(ETX Daily Up) – In the United States, a 20-year-old woman suffering from an ear defect received a transplant designed using human cells and a 3D printer. This world first helps people with microtia, a congenital anomaly of the outer ear. In the future, this technology might be extended to other therapeutic areas.
On June 2, the team of Arturo Bonilla, founder and director of the Microtia-Congenital Ear Deformity Institute in the United States, performed an implant transplant from a human ear created using a 3D printer. Called AuriNovo, this implant was developed by 3DBio Therapeutics, a biotechnology company specializing in regenerative medicine.
This implant was designed to offer an alternative to people suffering from microtia, “a rare congenital malformation where one or both outer ears are absent or underdeveloped”. specifies the company in a press release. In Europe, this anomaly would affect 15 births out of approximately 100,000.
To create the prosthesis received by the 20-year-old patient, the specialists took cartilage cells from the patient before culturing them in the laboratory and mixing them with collagen hydrogel. Then, they 3D printed the result in the shape of the “healthy” ear.

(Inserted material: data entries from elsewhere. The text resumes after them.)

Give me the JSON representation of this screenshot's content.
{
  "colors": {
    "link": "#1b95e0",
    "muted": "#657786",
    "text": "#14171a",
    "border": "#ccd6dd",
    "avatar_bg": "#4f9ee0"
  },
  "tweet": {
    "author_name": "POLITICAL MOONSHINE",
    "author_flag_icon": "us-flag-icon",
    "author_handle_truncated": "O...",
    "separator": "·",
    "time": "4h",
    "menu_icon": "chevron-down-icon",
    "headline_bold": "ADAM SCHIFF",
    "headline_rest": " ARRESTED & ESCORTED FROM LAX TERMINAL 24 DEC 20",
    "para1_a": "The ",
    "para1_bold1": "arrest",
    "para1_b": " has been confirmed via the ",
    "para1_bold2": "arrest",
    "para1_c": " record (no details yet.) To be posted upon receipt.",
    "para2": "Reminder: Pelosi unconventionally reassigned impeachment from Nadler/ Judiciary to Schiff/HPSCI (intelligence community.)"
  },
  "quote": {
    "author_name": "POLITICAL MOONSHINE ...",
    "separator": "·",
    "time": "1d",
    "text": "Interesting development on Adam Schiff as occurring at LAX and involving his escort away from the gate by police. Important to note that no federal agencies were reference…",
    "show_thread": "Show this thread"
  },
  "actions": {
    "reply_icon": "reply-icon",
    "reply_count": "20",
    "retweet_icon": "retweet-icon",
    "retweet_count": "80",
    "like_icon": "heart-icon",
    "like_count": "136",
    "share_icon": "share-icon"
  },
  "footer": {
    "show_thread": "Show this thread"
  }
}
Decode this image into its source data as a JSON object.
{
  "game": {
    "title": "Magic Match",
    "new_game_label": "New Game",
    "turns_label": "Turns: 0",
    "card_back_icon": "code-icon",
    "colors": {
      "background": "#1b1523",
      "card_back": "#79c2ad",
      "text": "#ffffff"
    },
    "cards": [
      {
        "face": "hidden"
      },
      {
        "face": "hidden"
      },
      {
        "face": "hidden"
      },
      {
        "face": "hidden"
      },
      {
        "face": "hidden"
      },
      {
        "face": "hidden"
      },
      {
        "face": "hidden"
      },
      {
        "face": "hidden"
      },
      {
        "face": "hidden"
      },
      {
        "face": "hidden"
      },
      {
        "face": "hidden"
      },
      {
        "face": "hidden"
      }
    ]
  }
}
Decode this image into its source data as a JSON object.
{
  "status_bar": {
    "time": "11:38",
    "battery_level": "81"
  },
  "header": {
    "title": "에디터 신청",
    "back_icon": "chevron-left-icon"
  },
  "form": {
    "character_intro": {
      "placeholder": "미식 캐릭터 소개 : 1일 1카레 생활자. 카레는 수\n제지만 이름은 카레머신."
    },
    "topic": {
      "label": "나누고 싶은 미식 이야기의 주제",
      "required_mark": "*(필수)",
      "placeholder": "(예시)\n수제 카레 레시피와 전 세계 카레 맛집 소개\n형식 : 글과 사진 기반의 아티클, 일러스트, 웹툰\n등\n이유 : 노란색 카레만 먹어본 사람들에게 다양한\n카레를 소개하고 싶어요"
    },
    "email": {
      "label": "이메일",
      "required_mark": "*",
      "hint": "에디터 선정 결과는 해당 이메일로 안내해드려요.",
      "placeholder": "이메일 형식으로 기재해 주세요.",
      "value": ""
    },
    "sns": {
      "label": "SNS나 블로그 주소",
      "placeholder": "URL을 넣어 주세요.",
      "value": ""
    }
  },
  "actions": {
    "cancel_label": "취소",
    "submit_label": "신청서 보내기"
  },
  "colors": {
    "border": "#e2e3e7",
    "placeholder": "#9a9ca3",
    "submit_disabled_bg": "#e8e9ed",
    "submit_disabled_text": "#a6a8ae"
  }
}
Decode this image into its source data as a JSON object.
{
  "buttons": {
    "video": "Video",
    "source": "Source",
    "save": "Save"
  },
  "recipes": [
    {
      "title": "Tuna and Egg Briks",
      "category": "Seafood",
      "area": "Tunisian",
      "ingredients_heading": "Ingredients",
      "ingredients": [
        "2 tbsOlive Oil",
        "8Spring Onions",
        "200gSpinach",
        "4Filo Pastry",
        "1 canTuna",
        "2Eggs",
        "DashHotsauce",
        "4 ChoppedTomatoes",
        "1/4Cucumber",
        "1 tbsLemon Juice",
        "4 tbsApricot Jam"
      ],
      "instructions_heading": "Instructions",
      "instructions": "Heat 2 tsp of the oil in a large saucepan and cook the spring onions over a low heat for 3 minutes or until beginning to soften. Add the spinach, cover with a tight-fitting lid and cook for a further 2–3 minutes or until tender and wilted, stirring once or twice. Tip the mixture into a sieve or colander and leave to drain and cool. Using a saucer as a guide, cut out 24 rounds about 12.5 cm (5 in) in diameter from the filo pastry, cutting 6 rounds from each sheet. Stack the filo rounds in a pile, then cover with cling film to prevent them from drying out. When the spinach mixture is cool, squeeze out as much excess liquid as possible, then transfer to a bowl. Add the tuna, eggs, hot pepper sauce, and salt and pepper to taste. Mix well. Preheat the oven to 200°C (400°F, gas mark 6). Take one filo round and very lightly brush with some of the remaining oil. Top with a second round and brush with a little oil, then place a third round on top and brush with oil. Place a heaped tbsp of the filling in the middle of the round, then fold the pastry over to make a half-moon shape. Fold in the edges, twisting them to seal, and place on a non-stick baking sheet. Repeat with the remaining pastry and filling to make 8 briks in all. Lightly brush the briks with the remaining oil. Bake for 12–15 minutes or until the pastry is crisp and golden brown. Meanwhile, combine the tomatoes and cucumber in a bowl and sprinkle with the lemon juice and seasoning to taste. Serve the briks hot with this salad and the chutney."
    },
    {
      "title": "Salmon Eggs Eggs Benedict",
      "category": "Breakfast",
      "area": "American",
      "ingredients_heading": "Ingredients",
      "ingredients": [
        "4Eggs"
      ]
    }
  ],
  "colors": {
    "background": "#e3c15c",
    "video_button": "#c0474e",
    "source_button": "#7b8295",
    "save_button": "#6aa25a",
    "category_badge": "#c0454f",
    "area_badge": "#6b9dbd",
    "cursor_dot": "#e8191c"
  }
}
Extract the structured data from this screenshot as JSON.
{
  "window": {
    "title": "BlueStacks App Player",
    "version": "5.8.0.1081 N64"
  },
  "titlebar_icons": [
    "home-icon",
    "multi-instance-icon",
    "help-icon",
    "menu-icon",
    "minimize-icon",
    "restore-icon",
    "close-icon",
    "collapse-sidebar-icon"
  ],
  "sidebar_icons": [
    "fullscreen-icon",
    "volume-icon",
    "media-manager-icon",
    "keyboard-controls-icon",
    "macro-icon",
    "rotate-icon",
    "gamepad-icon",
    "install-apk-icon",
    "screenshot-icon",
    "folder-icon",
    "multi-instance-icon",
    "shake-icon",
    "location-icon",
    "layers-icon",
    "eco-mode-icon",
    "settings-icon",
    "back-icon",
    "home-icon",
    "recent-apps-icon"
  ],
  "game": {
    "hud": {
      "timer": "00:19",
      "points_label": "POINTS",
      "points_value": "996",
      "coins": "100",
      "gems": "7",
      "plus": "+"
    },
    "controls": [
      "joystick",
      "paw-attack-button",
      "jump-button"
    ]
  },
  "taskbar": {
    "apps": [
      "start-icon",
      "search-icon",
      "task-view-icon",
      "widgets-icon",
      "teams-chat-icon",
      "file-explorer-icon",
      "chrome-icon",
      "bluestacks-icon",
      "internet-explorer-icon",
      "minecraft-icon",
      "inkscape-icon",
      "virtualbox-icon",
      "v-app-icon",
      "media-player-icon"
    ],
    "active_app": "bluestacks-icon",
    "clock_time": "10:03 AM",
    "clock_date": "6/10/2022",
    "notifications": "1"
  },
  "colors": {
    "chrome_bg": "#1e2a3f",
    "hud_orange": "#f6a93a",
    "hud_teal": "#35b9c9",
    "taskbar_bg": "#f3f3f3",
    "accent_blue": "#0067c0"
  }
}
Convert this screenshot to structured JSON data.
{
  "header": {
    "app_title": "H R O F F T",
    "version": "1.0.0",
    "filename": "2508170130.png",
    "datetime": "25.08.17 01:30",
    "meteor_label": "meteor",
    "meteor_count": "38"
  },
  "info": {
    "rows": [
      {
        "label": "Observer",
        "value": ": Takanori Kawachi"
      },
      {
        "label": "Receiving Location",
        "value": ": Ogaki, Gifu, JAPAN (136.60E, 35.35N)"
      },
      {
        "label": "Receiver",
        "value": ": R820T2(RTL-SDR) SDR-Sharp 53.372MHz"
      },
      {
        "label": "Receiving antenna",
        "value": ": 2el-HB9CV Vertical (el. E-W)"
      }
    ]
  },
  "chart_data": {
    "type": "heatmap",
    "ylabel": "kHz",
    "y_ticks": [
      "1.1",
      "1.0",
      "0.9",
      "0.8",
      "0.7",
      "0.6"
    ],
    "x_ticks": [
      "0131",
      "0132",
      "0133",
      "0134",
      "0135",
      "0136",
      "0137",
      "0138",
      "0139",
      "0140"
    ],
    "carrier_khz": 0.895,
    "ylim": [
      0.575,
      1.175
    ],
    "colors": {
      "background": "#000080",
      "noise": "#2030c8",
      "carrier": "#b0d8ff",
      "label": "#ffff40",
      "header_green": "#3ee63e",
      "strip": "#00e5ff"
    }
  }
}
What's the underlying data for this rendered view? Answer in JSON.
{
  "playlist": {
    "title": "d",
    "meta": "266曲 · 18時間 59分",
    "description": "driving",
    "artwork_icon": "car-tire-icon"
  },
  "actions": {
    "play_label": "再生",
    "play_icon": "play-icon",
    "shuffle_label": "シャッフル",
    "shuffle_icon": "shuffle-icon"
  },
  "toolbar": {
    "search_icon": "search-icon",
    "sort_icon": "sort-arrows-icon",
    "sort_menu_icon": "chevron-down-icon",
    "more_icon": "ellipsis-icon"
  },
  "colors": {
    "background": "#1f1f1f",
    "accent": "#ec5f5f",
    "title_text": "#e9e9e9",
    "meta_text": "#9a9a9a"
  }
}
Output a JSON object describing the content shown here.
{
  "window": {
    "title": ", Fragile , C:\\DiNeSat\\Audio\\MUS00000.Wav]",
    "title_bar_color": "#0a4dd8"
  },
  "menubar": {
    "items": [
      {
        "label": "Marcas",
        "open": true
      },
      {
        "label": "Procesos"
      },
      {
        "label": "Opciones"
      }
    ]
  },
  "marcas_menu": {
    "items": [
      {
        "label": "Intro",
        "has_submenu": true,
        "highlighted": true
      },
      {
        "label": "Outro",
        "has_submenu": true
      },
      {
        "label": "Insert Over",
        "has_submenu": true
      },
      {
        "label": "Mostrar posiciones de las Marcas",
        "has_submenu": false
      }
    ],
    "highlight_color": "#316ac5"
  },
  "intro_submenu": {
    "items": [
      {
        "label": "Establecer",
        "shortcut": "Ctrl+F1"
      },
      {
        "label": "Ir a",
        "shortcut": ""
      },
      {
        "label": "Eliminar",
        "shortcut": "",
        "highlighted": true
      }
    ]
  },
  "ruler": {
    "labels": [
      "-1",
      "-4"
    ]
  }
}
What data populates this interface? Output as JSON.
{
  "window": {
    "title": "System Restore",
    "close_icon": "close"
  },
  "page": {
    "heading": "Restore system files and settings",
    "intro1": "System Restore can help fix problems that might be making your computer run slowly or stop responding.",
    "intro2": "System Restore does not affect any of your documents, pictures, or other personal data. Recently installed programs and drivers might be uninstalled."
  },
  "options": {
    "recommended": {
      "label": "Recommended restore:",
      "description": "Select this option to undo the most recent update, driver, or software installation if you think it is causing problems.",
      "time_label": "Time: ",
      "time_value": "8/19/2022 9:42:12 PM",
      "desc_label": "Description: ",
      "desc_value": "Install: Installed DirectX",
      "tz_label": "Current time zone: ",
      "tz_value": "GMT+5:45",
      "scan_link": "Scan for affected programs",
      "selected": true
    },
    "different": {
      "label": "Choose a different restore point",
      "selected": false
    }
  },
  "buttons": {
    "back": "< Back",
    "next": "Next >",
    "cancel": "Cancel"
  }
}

An implant still in the test phase
This operation might become a less invasive alternative to the surgery usually offered to people with microtia. “I hope that AuriNovo will one day become the standard of care replacing current surgical methods of ear reconstruction requiring the removal of costal cartilage or the use of porous polyethylene (PPE) implants,” explains Arturo Bonilla.
With this technological advance, the ear should follow the growth and evolution of the transplanted person, as the founder of the Microtia-Congenital Ear Deformity Institute points out. “We also expect this will result in a more flexible ear than reconstruction with an EPI implant.”
This operation was performed as part of a clinical trial that takes place over five years in two US states, California and Texas. In total, eleven people, aged 6 to 25, with microtia, will receive an implant.
This clinical trial might also make it possible to extend this new technology to other therapeutic areas. “Our initial indications focus on cartilage in the areas of reconstructive and orthopedics, including the treatment of complex nasal malformations and spinal degeneration,” says Daniel Cohen, Founder and CEO of 3DBio Thrapeutics.